De acordo com presidente da Comissão de Anistia, Eneá de
Stutz e Almeida, o colegiado pretende rever, nos próximos anos, milhares de
processos que foram julgados e negados indevidamente pela gestão anterior.
“Temos uma estimativa de que pode ser de 4 mil até 8 a 9 mil processos”,
revelou em entrevista à Agência Brasil. Citando especificamente os últimos
quatro anos (2019 a 2022), Almeida conta que houve uma estratégia deliberada e
sistemática para negar requerimentos em massa e tentar encerrar os trabalhos da
comissão.
“Nesse período, a Comissão de Anistia que existiu era
negacionista. Ela negava o golpe, negava a ditadura, negava a perseguição
política e, claro, o resultado tinha que ser negar a anistia política”, diz.
“Todos [os integrantes do colegiado] eram contra o deferimento da anistia e
todos diziam que não houve golpe de Estado em 1964”, acrescenta.
Revitimização
Para negar o pedido de reparação integral, que inclui o
pagamento de indenização de até R$ 100 mil e um pedido formal de desculpas do
Estado brasileiro, a Comissão de Anistia do governo Bolsonaro buscava
desqualificar o relato das vítimas, segundo a atual presidente do colegiado.

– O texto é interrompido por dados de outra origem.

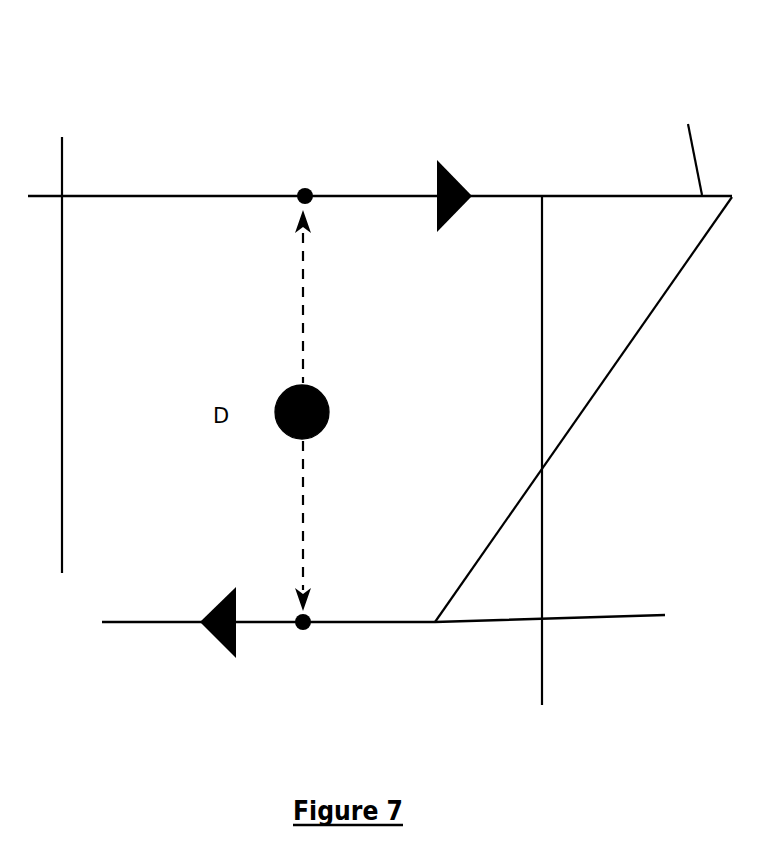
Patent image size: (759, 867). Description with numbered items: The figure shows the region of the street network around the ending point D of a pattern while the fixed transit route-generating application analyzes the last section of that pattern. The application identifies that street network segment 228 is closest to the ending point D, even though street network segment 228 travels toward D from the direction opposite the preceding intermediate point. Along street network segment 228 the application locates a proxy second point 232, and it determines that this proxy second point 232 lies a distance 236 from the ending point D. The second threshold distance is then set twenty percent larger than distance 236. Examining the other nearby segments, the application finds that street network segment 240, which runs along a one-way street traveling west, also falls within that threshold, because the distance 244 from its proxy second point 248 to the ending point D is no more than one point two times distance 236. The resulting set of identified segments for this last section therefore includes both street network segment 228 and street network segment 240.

The street network segment 228 is at (203, 165).
The proxy second point 232 is at (296, 181).
The distance 236 is at (332, 317).
The street network segment 240 is at (377, 640).
The distance 244 is at (332, 482).
The proxy second point 248 is at (296, 646).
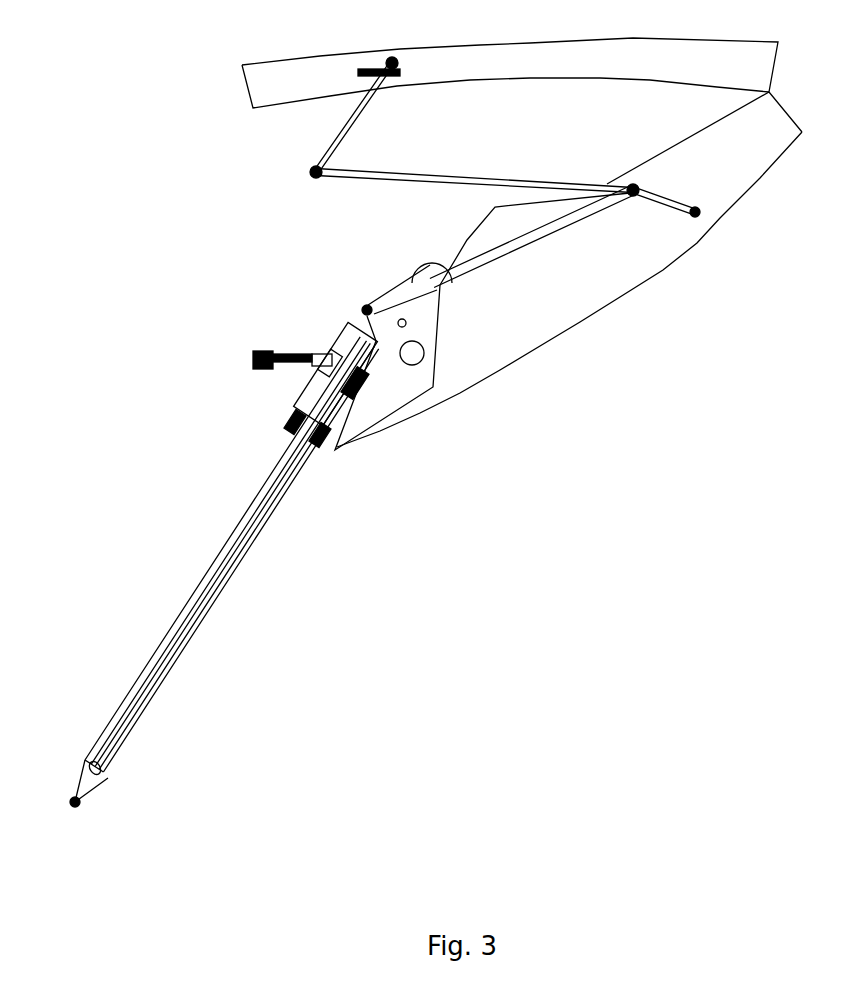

“A pessoa entrou com requerimento para ter um acolhimento do
Estado e ter a assunção, pelo Estado, do erro de ter sido perseguido, e
recebeu, na cara, um 'bem feito, você mereceu ter sido perseguido'. Se a pessoa
foi presa ou torturada, a culpa era dela. Se ela tinha perdido emprego [por
perseguição política], a mesma coisa. Nada tinha justificativa para conceder a
anistia para quem negava o golpe e a perseguição política”, conta Eneá de Stutz
e Almeida.
É o caso, por exemplo, da ex-militante do grupo Ação Popular
Claudia de Arruda Campos, que terá seu caso reavaliado hoje após o
indeferimento de seu pedido, em 2019. Durante a ditadura, ela foi presa no
Departamento de Ordem Política e Social (Dops) e foi constantemente monitorada
pelo regime. A concessão de seu pedido de anistia foi negada pelo general Luiz
Eduardo Rocha Paiva, que integrava a comissão à época.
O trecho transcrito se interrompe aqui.